While I lived in a succession of co-op houses in DC, that were mostly an extension of my college culture, I yearned to rediscover that cutting edge blend of stimulation and support that I'd found in college—I just didn't want to go back to school to get it.

I stumbled into Kat Kinkade's A Walden Two Experiment in February 1973, a first-hand account of the first five years of Twin Oaks. That inspired me to consider intentional community as the place where I was likely to find the culture I most felt drawn to. That led me to call a gathering of my closest friends from college in Sept 1973 Out of the 12 of us got together, two couples became the founding members of Sandhill Farm seven months later.

Fast forward 35 years. I still live at Sandhill and community culture has now been my identified home for a majority of my life. While it was a direct outgrowth of my college experience, it's instructive that out of that dozen friends who gathered in the fall of 1973, only my original partner (Annie) and I are living in community today. The others all drifted back toward a culture more like the one they grew up in. What seemed "normal" to me turned out to be aberrational for my peers. By affiliating with community culture, I found myself for the first time in a distinct minority.
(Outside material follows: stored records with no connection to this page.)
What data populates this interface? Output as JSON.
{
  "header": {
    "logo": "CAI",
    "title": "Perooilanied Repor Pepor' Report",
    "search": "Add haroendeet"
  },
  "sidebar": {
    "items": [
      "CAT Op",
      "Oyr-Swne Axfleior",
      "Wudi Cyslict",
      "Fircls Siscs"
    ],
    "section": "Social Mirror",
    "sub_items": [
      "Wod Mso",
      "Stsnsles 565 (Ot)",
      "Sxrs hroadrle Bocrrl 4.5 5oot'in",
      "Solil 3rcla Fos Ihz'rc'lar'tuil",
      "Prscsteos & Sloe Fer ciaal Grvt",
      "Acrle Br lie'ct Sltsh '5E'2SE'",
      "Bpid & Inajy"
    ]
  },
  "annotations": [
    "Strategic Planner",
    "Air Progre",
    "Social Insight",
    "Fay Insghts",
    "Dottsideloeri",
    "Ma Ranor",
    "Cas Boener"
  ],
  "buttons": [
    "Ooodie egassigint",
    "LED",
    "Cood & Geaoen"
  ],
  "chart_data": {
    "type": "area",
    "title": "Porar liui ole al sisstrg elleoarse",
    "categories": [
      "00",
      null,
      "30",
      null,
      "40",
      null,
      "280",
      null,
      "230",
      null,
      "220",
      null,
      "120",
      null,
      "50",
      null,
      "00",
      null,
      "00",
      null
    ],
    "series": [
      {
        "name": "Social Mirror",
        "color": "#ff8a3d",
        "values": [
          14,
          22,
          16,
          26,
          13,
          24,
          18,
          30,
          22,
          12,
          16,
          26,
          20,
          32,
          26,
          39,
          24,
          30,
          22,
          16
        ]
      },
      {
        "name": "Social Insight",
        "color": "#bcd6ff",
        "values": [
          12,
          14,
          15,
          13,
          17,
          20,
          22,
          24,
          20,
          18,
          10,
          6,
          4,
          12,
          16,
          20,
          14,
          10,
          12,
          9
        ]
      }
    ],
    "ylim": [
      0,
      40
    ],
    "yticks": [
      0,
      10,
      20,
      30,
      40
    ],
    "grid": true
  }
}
Cooperative culture is rather rarefied air, and it's quite difficult to explain it to those who have never tasted it. Where I see sharing, auslanders see struggle; where I see support, they see irritation. Over and over I've found that I can meet complete strangers and within minutes—by virtue of our both living in community—can get into a meaningful exchange about topics I've never been able to discuss with my family of origin.

4. Midwest Small Town America Culture
I grew up in the Midwest and have always appreciated the salt-of-the-earth, what-you-see-is-what-you-get lack of pretentiousness about the regional culture. Where jaded coastal eyes tend to see Midwesterners as staid, I see solid (and the lack of cover-of-People-magazine sex appeal means the folks who live here want to live here, which is fine with me).

Yes, small town culture tends to be parochial, and nobody looks to Scotland County for trendsetting fashion statements. We eat low on the hog here. Wages are modest yet so is the cost of living. Productive agricultural land is still a relative bargain (especially when compared with bloated West Coast prices) and you don't have to irrigate to get a crop.

While it was made clear to me when I moved here as a 24-year-old that I wouldn't live long enough to be accepted as a local, my son (who was born here seven years after Sandhill was founded) was elected 4-H King of the County Fair when he was 16, and the librarians in Memphis still ask after him whenever I drop by the public library.

While we've made definite local connections over the years (after all, how bad can it be when we've been invited once again to Roger & Mary Walker's annual Super Bowl Party, where we'll get to schmooze with our ex-Postmaster and her family—who are lifelong natives of this area—while we ooh and aah over this year's offerings from Madison Avenue for the highest priced ads in television), it always feels a bit like speaking a second language, where you're always on guard against the possibility of an inadvertent social faux pas.
• • •
In sum, my home culture is intentional community, and it's common for me to immediately feel at ease in groups other than my own—even when I'm visiting a place for the first time. The familiarity is not with the people so much as with the culture. I know what their issues are; I understand their joys and sorrows; I can speak their language.

While I still retain memories and some degree of social grace relative to the other cultures I've lived in, nowhere am I as comfortable or feel as connected as when I'm in community.

1 comment:

Judd said...

I live in Mexico but I do not have a real home culture. I am sure I would be at home in a eco-community because it's declared ideals are mine own. I am not sure how many people it takes to reach a critical mass and began to have a "culture."